Последние слова были сказаны таким елейным, вкрадчивым голоском, что я сама себе удивилась. Они могли бы тронуть сердце даже придорожного булыжника.

– Прекрасно! – Ольга повернула ко мне заплаканное лицо. – Если ты не собираешься соваться в это дело – значит, я сама сунусь! И если убийца придушит и меня тоже, то виновата в этом будешь ты! Обо мне она думает… Вот спасибо! Тронута!

Царапать протянутую руку дружбы? Ну, это уж слишком, Ольга Андреевна!

– Прекрасно! – ответила я в тон сестренке. – Валяй, если тебе делать нечего. Но когда убийца тебя придушит – а вероятность этого очень и очень велика! – то виновата в этом будешь ты сама, моя дорогая! Детишек только жалко… Ну да ничего: без семьи не останутся. Так что дерзай!

В ответ раздалось невнятное мычание и хлюпанье. Спас меня телефонный звонок.

– Привет, Полина. Ольга у тебя?

Я поразилась: до чего же напряженный голос у Овсянникова! И ни намека на ностальгию по тихому семейному вечеру за бутылочкой наливки и яблочным пирогом…

– У меня. Ты чего такой?

Он пропустил мимо ушей мой вопрос!

– Чем она занимается?

– Ты имеешь в виду Ольгу? – Я даже обиделась. – Как обычно: пьет и жалуется на судьбу, подарившую ей такую бездушную сестру.

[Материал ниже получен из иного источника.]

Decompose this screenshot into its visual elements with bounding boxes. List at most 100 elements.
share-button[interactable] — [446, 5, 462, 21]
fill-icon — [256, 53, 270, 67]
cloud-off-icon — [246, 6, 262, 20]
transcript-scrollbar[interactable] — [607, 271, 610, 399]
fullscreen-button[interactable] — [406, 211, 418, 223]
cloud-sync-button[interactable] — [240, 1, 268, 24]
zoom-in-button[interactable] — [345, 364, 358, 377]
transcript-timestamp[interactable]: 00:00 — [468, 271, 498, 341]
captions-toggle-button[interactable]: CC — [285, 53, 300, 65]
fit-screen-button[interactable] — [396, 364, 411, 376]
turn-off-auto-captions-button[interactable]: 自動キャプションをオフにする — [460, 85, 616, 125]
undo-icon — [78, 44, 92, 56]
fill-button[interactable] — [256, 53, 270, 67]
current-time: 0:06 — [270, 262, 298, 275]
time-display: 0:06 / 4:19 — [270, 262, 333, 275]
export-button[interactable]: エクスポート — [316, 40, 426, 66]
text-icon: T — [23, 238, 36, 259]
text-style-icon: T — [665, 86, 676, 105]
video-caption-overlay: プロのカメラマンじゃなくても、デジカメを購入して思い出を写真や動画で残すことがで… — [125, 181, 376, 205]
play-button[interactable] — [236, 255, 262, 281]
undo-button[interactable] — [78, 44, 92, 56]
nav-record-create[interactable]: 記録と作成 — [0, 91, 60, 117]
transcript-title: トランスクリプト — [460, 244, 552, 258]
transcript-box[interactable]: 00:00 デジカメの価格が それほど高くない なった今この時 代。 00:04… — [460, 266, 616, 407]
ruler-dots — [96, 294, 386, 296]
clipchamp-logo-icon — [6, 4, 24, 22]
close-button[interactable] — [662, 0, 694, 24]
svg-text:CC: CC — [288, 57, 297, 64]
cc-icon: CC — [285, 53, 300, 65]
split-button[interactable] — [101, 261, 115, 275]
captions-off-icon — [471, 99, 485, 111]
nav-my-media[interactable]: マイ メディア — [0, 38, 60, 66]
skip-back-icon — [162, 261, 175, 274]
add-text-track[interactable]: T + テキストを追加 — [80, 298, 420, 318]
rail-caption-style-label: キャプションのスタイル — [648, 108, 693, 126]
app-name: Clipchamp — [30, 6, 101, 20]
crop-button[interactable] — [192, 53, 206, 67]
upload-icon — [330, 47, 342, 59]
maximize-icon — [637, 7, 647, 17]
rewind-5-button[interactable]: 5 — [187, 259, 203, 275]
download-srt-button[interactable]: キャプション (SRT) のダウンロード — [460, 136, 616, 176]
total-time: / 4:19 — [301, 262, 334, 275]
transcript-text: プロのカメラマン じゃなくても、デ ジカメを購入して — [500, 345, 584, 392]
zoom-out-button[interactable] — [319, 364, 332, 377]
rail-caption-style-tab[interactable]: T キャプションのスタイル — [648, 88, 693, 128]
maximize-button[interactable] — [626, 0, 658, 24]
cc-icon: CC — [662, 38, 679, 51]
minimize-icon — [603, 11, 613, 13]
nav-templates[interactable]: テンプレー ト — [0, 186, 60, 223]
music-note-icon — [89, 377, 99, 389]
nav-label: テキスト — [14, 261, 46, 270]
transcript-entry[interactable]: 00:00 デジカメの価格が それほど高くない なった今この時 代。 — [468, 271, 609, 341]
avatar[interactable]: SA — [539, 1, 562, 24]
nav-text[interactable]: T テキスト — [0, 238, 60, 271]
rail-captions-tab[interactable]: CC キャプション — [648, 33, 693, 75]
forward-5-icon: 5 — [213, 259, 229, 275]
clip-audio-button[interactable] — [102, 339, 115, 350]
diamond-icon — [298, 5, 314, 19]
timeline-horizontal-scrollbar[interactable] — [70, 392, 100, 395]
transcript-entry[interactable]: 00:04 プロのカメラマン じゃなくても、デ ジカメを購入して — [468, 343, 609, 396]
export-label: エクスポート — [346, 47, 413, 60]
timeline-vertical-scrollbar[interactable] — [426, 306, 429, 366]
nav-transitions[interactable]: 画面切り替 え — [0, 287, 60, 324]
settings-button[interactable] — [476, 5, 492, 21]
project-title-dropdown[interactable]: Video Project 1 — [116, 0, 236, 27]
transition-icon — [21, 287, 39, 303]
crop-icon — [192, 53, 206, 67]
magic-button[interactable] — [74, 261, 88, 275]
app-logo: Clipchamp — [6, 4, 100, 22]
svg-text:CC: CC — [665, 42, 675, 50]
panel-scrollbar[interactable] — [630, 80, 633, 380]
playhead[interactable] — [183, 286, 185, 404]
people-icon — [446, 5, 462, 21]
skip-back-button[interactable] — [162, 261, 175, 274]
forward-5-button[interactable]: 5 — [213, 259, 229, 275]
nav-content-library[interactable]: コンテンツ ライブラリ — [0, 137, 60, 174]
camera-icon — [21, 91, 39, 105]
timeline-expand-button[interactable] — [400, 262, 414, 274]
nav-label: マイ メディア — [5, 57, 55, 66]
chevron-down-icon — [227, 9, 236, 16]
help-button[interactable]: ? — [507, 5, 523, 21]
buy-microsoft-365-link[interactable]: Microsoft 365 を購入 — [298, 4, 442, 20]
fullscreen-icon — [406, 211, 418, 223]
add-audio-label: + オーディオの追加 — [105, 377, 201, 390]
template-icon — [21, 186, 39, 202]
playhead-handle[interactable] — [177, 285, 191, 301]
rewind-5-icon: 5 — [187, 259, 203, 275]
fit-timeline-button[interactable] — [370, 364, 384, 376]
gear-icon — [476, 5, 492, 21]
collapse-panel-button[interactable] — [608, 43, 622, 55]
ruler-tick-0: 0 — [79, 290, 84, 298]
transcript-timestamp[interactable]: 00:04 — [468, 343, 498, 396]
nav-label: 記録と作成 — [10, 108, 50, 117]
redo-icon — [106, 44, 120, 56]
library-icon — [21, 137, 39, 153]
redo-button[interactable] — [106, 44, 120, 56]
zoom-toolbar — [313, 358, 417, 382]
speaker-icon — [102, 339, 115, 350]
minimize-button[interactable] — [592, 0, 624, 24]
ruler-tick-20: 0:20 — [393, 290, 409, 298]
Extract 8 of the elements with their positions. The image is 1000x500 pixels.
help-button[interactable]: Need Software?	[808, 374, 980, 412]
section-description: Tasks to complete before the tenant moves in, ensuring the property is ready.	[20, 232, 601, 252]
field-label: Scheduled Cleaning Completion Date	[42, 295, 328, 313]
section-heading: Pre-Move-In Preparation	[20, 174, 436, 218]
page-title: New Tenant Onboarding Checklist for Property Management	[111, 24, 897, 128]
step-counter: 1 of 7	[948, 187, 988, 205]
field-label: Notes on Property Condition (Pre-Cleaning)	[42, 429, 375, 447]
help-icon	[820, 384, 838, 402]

Я нарочно старалась говорить громко, чтобы эта истеричка слышала.

– А-а… У вас там… все в порядке? Я имею в виду, не случилось ли чего… м-м… необычного?

– Да что ты все мычишь, Овсянников?! Говори, что случилось, не темни!

– Да тут, понимаешь, возникли кое-какие осложнения… Я говорю о деле Палискиене.

– А что такое?

– Да этот "крутой", Старостин… В общем, он пропал.